因此，我正在尝试另一种解决方案，即从 git 中提取我的管道，在 conda 环境中安装我的依赖项并运行我的管道，然后将我的 script.py 作业提交到集群。

我可以使用的唯一自动缩放示例是 minimum_cluster.yaml 配置，其中工作人员将显示为在 aws 上启动。但这本身并没有用，因为我需要在集群上安装大量依赖项才能运行更复杂的脚本。

集群名称：最小

initial_workers: 3
min_workers: 3
max_workers: 3

provider:
    type: aws
    region: eu-west-2

auth:
    ssh_user: ubuntu

head_node:
    InstanceType: c5.2xlarge
    ImageId: latest_dlami  # Default Ubuntu 16.04 AMI.

worker_nodes:
    InstanceType: c5.2xlarge
    ImageId: latest_dlami  # Default Ubuntu 16.04 AMI.

一旦我尝试增加复杂性，默认设置就会被覆盖为手动，并且没有任何工作人员不会被初始化，尽管光线集群说它在终端中启动。
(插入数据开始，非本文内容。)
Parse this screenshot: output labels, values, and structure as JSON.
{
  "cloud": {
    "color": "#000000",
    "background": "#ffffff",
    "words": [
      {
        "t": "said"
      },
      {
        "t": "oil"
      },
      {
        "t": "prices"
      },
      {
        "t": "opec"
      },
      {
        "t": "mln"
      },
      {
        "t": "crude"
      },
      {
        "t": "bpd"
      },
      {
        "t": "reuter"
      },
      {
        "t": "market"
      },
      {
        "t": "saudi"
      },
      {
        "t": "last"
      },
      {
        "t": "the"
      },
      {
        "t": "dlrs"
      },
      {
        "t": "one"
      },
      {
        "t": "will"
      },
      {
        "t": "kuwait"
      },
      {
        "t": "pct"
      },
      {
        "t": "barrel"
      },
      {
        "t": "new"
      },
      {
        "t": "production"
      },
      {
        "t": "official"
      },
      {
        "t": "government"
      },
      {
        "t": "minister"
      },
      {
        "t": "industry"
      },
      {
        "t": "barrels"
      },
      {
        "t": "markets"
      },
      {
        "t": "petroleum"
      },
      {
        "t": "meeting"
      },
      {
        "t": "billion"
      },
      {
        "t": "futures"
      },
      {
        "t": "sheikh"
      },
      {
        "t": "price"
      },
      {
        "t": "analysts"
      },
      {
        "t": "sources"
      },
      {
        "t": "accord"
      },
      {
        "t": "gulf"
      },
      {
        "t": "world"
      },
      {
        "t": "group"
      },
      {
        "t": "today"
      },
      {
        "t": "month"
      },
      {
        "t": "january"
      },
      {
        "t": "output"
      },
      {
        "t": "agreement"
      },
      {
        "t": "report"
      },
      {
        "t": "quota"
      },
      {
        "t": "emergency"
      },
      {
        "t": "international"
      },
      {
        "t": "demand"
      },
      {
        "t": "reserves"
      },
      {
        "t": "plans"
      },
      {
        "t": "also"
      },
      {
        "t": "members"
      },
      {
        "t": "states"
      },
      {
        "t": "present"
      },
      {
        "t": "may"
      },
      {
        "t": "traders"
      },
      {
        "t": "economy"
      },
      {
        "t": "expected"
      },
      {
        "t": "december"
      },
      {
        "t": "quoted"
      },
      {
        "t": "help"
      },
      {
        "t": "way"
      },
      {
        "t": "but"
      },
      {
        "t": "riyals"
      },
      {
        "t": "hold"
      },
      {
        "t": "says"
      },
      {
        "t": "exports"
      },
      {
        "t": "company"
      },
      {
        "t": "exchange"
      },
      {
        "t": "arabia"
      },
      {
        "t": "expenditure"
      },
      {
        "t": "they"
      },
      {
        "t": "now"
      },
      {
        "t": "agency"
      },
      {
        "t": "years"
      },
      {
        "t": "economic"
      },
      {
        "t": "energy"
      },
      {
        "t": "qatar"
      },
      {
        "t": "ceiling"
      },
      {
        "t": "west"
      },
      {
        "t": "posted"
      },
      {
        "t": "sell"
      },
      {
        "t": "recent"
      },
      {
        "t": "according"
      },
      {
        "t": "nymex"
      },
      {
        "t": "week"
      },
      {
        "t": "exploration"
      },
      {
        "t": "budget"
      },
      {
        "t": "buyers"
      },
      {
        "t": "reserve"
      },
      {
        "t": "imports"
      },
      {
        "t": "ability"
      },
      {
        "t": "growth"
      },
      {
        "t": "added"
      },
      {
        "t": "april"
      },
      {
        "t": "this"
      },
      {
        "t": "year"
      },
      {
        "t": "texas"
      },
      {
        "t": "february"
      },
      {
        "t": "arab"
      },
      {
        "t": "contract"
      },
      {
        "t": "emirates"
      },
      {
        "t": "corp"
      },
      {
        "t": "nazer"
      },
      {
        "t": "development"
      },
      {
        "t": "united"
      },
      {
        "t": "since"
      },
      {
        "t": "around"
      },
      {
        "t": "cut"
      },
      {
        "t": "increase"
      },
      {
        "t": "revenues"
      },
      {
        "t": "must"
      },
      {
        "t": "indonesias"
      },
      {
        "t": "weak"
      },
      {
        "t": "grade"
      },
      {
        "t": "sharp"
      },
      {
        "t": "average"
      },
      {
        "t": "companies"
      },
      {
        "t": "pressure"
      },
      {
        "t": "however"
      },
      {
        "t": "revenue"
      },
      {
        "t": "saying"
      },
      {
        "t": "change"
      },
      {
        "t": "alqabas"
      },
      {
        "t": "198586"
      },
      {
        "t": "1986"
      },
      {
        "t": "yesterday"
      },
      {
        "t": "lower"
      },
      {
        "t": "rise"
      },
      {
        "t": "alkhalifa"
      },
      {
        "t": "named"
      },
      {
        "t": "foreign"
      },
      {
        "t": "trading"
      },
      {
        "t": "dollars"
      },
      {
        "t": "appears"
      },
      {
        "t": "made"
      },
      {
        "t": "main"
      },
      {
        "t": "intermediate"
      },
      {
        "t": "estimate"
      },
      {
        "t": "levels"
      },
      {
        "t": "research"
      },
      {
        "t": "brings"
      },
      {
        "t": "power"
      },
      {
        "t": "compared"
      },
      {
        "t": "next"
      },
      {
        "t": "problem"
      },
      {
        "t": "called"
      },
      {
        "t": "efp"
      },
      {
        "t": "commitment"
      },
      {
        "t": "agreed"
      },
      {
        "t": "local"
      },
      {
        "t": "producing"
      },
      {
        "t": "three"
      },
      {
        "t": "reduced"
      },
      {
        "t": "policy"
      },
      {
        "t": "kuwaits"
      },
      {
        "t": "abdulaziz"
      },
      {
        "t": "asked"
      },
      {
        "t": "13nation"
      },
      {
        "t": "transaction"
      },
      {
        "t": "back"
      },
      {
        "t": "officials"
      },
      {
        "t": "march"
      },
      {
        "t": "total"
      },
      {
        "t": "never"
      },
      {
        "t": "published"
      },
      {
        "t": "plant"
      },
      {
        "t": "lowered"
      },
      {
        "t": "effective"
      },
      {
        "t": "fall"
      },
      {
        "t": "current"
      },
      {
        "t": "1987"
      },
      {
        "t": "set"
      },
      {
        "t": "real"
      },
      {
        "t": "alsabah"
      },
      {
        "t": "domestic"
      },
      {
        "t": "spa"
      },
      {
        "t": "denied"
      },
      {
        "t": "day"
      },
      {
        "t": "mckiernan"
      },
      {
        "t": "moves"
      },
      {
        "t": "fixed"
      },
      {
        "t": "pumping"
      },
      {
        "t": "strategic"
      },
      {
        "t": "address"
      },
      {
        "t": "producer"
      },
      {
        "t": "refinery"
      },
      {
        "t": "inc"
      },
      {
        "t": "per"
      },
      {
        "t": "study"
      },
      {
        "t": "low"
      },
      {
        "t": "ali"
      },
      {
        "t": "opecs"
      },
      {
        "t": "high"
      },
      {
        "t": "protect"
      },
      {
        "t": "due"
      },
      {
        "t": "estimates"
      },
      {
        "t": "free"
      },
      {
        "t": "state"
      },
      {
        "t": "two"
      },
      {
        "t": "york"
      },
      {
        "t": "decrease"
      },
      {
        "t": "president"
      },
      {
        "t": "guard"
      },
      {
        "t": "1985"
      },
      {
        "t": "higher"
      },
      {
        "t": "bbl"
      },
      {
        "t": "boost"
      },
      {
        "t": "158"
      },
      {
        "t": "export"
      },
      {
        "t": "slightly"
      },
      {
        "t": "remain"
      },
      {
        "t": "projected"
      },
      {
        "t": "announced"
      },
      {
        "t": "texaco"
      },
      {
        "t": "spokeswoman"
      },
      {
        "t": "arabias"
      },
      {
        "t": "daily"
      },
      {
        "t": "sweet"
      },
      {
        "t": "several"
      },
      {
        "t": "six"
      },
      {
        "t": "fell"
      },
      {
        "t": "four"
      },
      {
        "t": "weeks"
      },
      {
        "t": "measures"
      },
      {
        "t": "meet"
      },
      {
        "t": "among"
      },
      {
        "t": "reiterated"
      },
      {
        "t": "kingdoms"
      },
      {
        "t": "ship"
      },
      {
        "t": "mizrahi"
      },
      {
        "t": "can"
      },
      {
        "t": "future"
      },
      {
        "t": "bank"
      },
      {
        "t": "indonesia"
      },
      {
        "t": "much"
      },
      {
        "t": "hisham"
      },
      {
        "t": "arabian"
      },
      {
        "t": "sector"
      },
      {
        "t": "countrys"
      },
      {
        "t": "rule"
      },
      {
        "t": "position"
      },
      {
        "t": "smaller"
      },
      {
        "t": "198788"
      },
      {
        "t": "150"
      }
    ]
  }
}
（运行 python 脚本，也不会启动工作线程）。

我想要的是启动一个集群，创建一个 conda env，在 conda env 上安装我的依赖项，以及一个在整个集群上运行的 python 脚本，其中工作人员将在我的 aws ec2 仪表板上实际显示为已初始化.

例如，像这样：

cluster_name: ray_cluster

min_workers: 8
max_workers: 8

# Cloud-provider specific configuration.
provider:
    type: aws
    region: us-east-2
    # availability_zone: us-west-2b

auth:
    ssh_user: ubuntu

head_node:
    InstanceType: c5.2xlarge
    ImageId: ami-07c1207a9d40bc3bd  # Default Ubuntu 16.04 AMI.

    # Set primary volume to 50 GiB
    BlockDeviceMappings:
        - DeviceName: /dev/sda1
          Ebs:
              VolumeSize: 50

worker_nodes:
    InstanceType: c4.2xlarge
    ImageId: ami-07c1207a9d40bc3bd  # Default Ubuntu 16.04 AMI.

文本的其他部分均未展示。